This is particularly relevant to charitable organisations' fleet departments which are essential for supporting the charities' work in the field, but which are also an expensive cost centre. The 40-year-old British Trust for Conservation Volunteers, for example, runs a fleet of 200 minibuses, 70 vans and 60 cars which are used to help thousands of volunteers to improve their environment.
Martin Hall, BTCV's group fleet and insurance manager, has a Business Studies degree behind him, passed the Institute of Car Fleet Management Diploma last year, and was elected a Fellow of the ICFM in December 1998. He believes that if few companies would employ a finance director without an accountancy qualification, why should organisations recruit fleet managers without the relevant skills.

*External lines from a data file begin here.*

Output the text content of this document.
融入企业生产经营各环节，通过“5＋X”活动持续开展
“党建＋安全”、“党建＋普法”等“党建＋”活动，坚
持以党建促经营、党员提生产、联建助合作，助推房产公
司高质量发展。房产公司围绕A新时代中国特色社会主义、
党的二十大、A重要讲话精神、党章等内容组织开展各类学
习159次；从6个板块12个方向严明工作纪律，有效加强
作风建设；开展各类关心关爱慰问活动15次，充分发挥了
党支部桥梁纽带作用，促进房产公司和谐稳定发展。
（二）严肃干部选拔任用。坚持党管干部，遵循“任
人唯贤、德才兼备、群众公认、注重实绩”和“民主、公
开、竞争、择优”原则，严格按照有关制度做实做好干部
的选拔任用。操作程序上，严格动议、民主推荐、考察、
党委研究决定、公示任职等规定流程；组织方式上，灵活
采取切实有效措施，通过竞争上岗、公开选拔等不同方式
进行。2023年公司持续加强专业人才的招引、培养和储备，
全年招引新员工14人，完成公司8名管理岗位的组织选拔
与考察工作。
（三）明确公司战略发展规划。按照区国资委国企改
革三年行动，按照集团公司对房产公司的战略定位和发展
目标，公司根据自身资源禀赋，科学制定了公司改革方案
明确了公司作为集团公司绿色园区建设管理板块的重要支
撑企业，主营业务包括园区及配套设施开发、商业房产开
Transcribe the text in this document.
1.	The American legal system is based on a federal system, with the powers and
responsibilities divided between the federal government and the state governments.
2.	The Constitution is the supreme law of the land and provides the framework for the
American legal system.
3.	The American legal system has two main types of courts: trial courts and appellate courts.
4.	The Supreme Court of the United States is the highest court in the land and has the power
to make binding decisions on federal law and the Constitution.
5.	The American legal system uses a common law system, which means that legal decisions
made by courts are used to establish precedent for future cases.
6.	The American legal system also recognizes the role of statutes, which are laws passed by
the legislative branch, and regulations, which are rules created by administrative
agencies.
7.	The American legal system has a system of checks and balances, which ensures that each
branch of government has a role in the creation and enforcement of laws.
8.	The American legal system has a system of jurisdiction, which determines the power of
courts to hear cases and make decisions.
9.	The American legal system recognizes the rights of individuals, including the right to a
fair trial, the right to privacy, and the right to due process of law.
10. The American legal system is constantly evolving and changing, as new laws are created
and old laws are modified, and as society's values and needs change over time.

'Fleet Managers must become authorities in their field able to talk confidently at board level and to external suppliers. We must have industry standards,' said Hall. He found the 18 months spent studying for the ICFM diploma worthwhile, not only for the course's theory content, but also for the idea sharing networking opportunities when all the candidates met - the 11 students following his course had at least 150 years of fleet management experience between them.
'I use the term experience rather than knowledge, because I am the first to admit we will never get everything right, but it is invaluable to discover if anyone else has been down the road you propose and got it wrong,' concluded Hall.